The primary purpose of this study was to investigate test usefulness for the five leading standardized speaking tests Task characteristics, scoring rubrics, and test methods were evaluated from these tests in order to further investigate the variances...
The primary purpose of this study was to investigate test usefulness for the five leading standardized speaking tests Task characteristics, scoring rubrics, and test methods were evaluated from these tests in order to further investigate the variances that influence speaking performances.
The following components of test usefulness were checked and measured: reliability, construct validity, authenticity, and interactiveness. Differences in task types, testing, and scoring methods were identified as sources of variance that influence speaking assessments. Therefore, the different test tasks and the contributions of the tasks relative to a test taker’s speaking ability were examined for test usefulness. Due to limited resources, actual one-on-one interviews are not always feasible in L2 testing conditions. Therefore, for this study the commonly substituted method of the Simulated Oral Proficiency Interview (SOPI), was administered, with results compared to the Oral Proficiency Interview (OPI) method.
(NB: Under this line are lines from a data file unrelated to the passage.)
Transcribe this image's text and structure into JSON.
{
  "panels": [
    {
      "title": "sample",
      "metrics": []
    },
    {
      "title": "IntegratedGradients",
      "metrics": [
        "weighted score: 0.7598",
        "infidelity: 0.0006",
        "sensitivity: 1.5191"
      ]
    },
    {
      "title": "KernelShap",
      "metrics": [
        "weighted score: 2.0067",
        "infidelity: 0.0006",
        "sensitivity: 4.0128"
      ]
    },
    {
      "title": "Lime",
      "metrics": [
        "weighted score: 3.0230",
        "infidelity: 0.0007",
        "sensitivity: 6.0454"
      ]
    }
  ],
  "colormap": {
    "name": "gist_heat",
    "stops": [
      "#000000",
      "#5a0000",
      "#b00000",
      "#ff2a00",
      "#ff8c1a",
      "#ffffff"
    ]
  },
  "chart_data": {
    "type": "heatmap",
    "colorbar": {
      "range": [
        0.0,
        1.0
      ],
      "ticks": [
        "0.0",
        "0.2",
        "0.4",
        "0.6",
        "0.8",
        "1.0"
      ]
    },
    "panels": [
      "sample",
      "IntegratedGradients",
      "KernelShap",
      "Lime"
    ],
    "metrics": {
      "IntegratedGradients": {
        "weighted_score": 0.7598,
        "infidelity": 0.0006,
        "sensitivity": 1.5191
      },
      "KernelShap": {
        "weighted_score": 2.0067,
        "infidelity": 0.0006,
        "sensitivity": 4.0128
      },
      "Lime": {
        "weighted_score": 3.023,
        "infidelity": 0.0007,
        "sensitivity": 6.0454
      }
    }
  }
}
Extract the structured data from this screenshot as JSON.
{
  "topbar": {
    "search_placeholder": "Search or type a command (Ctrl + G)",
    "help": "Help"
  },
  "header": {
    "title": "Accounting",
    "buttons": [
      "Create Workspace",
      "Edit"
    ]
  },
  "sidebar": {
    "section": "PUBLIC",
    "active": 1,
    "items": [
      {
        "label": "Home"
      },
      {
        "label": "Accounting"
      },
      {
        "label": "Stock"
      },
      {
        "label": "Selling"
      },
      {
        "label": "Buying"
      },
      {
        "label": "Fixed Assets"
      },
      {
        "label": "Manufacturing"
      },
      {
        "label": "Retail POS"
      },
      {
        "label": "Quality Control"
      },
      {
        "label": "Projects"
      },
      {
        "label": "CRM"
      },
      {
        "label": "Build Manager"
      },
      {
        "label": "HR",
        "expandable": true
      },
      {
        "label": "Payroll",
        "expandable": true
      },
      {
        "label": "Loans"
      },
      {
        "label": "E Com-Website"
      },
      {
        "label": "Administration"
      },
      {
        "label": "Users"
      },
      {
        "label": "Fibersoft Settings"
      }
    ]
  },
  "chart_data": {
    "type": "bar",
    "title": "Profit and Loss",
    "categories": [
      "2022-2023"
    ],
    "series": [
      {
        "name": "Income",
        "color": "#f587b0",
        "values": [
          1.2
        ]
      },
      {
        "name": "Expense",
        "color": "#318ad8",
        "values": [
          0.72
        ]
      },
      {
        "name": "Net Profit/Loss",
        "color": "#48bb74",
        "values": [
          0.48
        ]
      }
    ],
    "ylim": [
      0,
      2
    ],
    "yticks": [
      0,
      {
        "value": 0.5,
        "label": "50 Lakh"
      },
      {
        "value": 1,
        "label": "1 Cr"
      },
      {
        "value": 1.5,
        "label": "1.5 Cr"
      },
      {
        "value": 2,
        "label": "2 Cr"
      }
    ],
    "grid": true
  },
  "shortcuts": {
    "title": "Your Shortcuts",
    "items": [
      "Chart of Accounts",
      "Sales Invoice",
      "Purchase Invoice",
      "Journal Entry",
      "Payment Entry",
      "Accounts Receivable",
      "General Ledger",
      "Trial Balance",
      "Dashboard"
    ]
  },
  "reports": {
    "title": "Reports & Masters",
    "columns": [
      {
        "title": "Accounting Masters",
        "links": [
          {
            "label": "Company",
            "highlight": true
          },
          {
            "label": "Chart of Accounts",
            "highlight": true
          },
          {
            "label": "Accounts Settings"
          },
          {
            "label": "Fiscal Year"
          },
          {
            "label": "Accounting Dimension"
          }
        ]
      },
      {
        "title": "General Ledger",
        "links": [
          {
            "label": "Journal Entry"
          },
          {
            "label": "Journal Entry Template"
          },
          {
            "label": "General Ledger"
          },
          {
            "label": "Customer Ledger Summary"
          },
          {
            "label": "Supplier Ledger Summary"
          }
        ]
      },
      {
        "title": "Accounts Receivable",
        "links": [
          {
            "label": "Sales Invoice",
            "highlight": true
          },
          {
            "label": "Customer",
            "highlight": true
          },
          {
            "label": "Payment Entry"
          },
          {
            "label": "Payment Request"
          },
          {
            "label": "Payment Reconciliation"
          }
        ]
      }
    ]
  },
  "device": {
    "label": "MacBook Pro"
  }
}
As various tasks require different scoring rubrics, the nature of these scoring rubrics was also examined to determine their impact on test takers.
To address these issues, two tasks from the Test of English for International Communication (TOEIC) Speaking, the Test of English Proficiency developed by Seoul National University (TEPS) Speaking, the International English Language Testing System (IELTS) Speaking – General Training, the Test of English as a Foreign Language (TOEFL) iBT Speaking, and the American Council on the Teaching of Foreign Languages (ACTFL) Oral Proficiency Interview Computer Test (OPIc) were administered to seventy four college students. These standardized tests were administrated using the SOPI method, while the one-on-one interview was conducted following the OPI method. Examinees’ performances were rated three times: first, according to a rubric based on communicative language ability (CLA), and then following the rubric that originally accompanied each task, and finally according to a holistic rubric. Task completion was added to the CLA rubric to further examine the task effects on the test takers. After this, the data were analyzed using several analytic methods, including a multi-faceted Rasch model and factor analysis.
The results indicated that the TOEFL and IELTS had the most overall usefulness, characterized by a good degree of authenticity and interactiveness. On the other hand, the TOEIC was the least useful test, with an ill-defined Target Language Use (TLU) task and TLU domain. Factor analysis revealed that unlike the high correlation found among all the tests and the interview from the preliminary reliability estimation and previous research, no other test loaded on the same factor as the interview. Therefore, while OPI may not be a replica of real communication, it was at least found to measure different constructs of speaking ability when compared to the other SOPI methods.
For the task evaluation, the results indicated that overall, the TOEFL and the IELTS with integrated tasks had the highest test usefulness. These two tasks were also the most difficult tasks for the test takers and they both had a high degree of authenticity and interactiveness. On the other hand, a low degree of authenticity and interactiveness did not necessarily coincide with ease of the test task. Therefore, the qualities of a test task should not be evaluated independently, nor determined by a single quality of a given test. The findings also revealed latent factors based not on the operational constructs of speaking ability, but according to the tasks. Different scoring rubrics yielded different performance measures; however, a CLA rubric and holistic scoring were consistent in producing stable measures, regardless of the different tasks.
Based on findings on test usefulness and the variables that affect speaking ability, it is recommended to first develop a test that has a well-defined TLU domain in order to improve the quality of speaking assessments in current English as a Foreign Language (EFL) settings. The correspondences between the TLU domain, the TLU task, and the test task were shown to be the most important features of test usefulness. Next, it was found that assessing speaking ability via the SOPI method is necessary yet provides insufficient evidence for the test taker’s speaking ability. Therefore, the SOPI method should be accompanied by the OPI method. When such assessments are not feasible, as in most cases for our L2 learning environments, task selection for a SOPI test should include at least one task that is similar to a one-on-one interview in terms of the task characteristics and test usefulness.